La mesure a immédiatement suscité des réactions dans le secteur agroalimentaire, plaçant Nestlé Cameroun, filiale du groupe suisse, au cœur d’une controverse qui touche directement la confiance des consommateurs et la réputation de la marque. Selon les informations officielles communiquées par l’entreprise, dont le siège est basé à Douala, le lait en poudre « Nido Choco » est fabriqué conformément aux normes de qualité et de sécurité sanitaire en vigueur. Un porte-parole de Nestlé Cameroun a précisé chez nos confrères de la « la voix des entreprises », que ;
« Toutes les remarques et retours des consommateurs sont traités avec sérieux et transparence ».
L’entreprise a insisté sur l’importance de rassurer les consommateurs, les distributeurs et les partenaires commerciaux, soulignant que la qualité et la sécurité du produit restent sa priorité absolue.

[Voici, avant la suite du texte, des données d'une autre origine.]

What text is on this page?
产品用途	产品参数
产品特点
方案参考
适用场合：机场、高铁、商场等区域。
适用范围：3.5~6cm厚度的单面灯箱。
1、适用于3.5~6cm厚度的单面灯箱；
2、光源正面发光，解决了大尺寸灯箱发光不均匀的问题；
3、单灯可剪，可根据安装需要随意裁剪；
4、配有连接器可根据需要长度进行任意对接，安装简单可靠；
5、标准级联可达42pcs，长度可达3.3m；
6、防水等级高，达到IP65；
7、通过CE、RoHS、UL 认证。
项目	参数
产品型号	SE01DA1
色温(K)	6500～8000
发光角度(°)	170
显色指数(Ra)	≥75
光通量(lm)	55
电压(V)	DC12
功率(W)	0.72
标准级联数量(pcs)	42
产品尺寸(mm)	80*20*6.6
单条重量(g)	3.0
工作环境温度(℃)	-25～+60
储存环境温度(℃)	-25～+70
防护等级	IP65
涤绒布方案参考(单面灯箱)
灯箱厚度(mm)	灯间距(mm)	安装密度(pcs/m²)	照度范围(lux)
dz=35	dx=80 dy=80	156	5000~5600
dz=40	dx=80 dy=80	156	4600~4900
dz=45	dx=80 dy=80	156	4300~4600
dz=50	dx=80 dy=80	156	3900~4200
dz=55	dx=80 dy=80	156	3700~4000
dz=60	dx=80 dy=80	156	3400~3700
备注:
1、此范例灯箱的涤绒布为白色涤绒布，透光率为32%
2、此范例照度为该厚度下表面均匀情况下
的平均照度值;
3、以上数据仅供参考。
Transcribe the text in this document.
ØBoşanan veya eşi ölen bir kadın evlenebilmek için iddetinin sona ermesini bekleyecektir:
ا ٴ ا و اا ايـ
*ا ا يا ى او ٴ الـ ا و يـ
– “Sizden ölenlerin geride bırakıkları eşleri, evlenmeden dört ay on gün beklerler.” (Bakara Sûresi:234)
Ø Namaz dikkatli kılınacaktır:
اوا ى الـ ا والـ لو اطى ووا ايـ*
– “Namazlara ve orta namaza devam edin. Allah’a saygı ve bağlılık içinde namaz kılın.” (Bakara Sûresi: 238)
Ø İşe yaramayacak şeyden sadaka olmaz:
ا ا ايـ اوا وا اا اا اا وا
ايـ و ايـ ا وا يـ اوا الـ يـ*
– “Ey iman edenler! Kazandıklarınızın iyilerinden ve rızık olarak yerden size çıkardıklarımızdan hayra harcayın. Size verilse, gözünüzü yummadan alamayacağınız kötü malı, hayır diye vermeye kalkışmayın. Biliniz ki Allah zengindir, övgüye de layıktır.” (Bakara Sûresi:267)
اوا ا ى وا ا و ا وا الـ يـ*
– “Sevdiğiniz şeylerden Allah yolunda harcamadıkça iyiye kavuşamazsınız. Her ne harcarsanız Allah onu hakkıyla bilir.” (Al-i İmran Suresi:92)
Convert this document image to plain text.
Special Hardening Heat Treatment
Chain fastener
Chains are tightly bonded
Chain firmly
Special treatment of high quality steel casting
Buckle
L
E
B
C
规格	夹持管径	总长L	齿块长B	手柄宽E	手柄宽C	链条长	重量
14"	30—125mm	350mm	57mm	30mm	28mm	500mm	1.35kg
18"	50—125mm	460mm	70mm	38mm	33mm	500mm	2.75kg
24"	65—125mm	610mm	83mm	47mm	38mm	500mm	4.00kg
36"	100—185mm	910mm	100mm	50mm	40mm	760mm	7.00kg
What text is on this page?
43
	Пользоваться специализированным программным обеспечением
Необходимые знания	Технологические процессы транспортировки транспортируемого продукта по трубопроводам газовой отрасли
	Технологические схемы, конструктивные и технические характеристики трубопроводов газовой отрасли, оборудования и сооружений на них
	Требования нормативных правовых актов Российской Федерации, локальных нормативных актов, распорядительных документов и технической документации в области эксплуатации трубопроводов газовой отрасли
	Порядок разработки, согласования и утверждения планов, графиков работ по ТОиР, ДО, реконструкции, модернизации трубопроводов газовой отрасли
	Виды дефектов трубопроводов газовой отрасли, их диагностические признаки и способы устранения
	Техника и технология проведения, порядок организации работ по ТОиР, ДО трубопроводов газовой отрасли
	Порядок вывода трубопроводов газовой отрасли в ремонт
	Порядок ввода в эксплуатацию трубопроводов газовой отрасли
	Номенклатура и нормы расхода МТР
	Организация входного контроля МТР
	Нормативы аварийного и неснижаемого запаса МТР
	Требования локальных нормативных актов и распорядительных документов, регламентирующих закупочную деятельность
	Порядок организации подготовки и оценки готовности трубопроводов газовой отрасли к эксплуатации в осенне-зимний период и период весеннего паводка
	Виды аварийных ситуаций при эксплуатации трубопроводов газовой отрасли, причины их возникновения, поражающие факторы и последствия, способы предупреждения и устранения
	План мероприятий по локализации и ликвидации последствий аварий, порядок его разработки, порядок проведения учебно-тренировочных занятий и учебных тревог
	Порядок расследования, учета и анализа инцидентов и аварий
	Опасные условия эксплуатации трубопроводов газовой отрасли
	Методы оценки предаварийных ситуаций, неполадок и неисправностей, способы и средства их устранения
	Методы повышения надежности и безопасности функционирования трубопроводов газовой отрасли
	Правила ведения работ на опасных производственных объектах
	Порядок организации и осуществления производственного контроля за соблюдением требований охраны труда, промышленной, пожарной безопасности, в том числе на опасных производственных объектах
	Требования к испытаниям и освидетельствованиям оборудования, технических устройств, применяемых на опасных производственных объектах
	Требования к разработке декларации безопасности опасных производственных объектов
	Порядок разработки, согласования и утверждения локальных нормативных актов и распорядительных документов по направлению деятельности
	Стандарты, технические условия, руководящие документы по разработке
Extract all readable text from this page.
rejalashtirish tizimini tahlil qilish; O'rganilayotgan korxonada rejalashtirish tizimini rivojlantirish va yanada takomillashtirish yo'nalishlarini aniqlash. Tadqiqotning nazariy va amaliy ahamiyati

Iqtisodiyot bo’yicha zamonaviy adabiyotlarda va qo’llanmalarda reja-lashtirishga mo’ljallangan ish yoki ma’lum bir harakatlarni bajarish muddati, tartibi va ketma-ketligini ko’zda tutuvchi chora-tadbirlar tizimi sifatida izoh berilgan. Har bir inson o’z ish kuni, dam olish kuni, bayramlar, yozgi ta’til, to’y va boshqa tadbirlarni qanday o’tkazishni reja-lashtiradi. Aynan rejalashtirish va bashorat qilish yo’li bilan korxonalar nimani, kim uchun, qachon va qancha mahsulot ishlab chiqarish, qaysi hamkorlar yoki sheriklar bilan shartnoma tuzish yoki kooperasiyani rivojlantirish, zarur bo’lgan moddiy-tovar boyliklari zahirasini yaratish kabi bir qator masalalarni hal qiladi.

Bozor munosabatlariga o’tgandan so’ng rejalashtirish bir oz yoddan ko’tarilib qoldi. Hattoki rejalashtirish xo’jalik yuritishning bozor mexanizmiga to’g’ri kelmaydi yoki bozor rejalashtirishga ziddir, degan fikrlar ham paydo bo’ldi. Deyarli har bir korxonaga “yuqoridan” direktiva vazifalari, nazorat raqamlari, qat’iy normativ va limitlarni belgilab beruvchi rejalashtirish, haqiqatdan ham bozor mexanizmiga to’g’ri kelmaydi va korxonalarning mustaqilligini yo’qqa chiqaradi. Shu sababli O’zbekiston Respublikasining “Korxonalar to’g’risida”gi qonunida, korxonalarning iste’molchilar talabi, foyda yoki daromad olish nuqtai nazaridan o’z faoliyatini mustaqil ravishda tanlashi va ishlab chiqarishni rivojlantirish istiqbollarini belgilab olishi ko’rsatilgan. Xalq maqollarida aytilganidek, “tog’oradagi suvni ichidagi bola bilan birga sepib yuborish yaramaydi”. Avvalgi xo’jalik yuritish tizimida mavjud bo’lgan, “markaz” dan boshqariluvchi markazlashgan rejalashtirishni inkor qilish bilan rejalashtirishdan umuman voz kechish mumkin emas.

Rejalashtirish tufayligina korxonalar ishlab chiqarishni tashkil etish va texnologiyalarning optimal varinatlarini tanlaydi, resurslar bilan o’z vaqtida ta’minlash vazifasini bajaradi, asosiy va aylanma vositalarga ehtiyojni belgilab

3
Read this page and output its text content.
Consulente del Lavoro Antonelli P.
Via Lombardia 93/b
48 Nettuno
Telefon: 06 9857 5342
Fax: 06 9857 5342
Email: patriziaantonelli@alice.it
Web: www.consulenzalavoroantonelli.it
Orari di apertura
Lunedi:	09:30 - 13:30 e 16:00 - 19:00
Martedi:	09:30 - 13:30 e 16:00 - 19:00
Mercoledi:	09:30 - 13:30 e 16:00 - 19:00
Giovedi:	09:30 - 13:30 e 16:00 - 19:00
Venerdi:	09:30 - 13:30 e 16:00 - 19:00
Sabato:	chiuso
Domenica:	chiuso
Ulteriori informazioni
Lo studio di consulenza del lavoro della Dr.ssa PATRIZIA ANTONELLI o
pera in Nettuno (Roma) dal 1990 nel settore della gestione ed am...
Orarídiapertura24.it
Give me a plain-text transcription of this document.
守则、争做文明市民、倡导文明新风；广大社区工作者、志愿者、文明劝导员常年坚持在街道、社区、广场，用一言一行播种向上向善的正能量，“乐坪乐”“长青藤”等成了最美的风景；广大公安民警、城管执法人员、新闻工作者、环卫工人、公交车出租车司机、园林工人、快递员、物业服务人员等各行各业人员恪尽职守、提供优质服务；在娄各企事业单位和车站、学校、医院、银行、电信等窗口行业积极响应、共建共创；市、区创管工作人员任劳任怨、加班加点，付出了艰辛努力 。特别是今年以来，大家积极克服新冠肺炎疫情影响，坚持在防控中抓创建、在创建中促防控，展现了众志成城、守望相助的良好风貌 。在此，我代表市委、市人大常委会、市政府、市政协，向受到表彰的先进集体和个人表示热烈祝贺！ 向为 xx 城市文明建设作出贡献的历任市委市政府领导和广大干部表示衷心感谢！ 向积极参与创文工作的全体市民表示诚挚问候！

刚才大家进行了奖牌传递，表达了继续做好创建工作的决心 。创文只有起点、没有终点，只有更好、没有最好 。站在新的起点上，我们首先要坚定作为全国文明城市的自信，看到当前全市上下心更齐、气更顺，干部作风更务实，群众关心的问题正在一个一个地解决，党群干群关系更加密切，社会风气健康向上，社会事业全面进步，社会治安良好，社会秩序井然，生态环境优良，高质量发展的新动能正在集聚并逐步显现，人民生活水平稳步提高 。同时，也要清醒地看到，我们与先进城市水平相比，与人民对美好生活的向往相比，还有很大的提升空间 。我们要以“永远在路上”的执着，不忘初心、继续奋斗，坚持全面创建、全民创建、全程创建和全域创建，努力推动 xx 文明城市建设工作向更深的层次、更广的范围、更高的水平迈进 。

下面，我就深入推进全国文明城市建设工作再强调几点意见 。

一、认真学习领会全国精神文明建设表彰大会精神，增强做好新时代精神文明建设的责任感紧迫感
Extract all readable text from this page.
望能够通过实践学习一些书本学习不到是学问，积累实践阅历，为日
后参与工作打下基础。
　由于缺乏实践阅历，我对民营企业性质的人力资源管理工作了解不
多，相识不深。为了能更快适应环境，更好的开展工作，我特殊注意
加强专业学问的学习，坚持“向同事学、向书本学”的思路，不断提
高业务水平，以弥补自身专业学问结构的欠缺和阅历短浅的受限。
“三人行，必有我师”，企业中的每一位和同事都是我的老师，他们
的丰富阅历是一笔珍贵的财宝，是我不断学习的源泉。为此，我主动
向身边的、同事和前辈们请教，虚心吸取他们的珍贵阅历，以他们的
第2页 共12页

Dans un communiqué officiel, Nestlé Cameroun a indiqué n’avoir reçu aucune notification préalable de la part des autorités sanitaires et a qualifié la mesure de préjudiciable pour sa marque. La filiale a par ailleurs sollicité une audience avec le ministre de la Santé publique afin de clarifier les circonstances entourant cette décision et de répondre aux préoccupations soulevées.
L’entreprise a assuré qu’elle fournira toutes les informations nécessaires pour clarifier la situation et continuera d’informer les consommateurs et les partenaires tout au long de l’évolution du dossier. Cette démarche vise à maintenir la confiance du public et à montrer l’engagement de l’entreprise à respecter les normes en vigueur. Le retrait préventif de « Nido Choco » intervient dans un contexte où, les statistiques disponibles indiquent qu’environ 25 % de la population vit en situation d’insécurité alimentaire. Dans ce cadre, la vigilance des autorités sanitaires est essentielle pour protéger la santé publique.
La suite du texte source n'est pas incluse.